Faz alguns anos que assisti ao filme e Liam Neeson era o protagonista.
A trama aborda as questões políticas e sociais, a ética cristã acima da
moral, sociedade indiferente. Um livro grandioso, intenso que mexe com as
emoções e juízo de valor, onde personagens sedentos por justiça e oportunidades
se enfrentam com os frios e obstinados, numa cruzada entre valores morais, éticos, hipocrisia social, a dura e cruel realidade social e seus desiguais. Para entender o enredo um breve resumo sobre os personagens
centrais:
Jean Valjean - preso e condenado pelo roubo de um pão.
Personagem principal em que gira a trama, condenado
por roubar um pão,
para alimentar sua irmã. Posto em liberdade após dezenove anos de prisão.
Rejeitado pela sociedade por ser um ex-presidiário, ao conhecer o Bispo Myriel
muda sua vida por completo, pois, ele lhe dá oportunidade de uma construir uma
nova história. E então, assume uma nova identidade para seguir uma vida honesta, tornando-se proprietário de uma fábrica e prefeito.

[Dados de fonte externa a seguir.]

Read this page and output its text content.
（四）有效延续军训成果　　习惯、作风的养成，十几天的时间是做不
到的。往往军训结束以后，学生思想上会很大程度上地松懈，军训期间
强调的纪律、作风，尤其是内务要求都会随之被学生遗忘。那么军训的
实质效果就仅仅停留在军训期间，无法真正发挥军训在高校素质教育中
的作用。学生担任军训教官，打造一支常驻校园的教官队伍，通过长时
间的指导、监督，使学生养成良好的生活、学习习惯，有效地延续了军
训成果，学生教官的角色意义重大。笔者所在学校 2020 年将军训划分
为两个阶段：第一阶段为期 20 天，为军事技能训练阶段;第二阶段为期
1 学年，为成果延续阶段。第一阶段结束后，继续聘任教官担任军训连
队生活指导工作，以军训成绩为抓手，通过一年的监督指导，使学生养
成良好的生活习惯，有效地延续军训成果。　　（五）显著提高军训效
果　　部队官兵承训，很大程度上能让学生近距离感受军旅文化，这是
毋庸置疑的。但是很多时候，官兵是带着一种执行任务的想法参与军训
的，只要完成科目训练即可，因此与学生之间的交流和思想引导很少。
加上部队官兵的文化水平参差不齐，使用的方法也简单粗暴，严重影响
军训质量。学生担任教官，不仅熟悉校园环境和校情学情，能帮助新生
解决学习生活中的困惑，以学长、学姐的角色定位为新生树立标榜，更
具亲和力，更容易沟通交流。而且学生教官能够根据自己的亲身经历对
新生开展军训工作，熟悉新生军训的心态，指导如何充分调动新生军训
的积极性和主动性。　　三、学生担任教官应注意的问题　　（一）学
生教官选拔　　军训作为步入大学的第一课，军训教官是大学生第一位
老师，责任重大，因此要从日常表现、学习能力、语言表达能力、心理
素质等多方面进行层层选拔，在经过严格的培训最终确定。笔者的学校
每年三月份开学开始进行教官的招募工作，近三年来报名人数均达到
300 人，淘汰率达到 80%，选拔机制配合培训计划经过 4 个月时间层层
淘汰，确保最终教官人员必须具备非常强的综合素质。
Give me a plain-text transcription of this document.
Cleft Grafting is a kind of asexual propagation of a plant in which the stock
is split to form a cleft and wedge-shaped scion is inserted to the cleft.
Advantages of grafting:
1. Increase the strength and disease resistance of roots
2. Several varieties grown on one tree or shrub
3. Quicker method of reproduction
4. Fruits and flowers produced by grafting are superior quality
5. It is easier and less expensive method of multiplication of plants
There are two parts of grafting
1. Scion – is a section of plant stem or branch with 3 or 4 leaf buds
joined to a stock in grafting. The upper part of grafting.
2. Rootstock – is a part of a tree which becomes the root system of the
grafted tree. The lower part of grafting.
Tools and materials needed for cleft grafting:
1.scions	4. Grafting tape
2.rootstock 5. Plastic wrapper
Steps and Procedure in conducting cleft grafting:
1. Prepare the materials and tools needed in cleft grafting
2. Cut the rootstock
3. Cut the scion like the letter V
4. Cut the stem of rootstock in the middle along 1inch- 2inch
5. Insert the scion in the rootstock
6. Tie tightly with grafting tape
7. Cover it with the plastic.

Bienvenu, Bispo de Digne (Charles François Bienvenu Myriel)
Um sacerdote idoso e gentil, promovido a bispo por um encontro casual com Napoleão. Ele salva Valjean de ser preso após roubar sua prata e o convence a mudar de comportamento.
Fantine
A costureirinha parisiense abandonada com uma filha pequena pelo seu amante Félix Tholomyès. Fantine deixa sua filha Cosette aos cuidados dos Thénardiers, estalajadeiros em uma aldeia chamada Montfermeil. Infelizmente, Sra. Thénardier mima suas próprias filhas e abusa de Cosette.
Fantine encontra trabalho na fábrica de Madeleine, mas a supervisora descobre que ela é uma mãe solteira e a demite.Para atender às exigências de dinheiro dos Thénardiers, ela vende o seu cabelo, e depois os seus dois dentes da frente e, finalmente, acaba na prostituição. Valjean toma conhecimento de sua situação quando Javert ia prendê-la por atacar um homem que, a insultou e atirou neve em suas costas.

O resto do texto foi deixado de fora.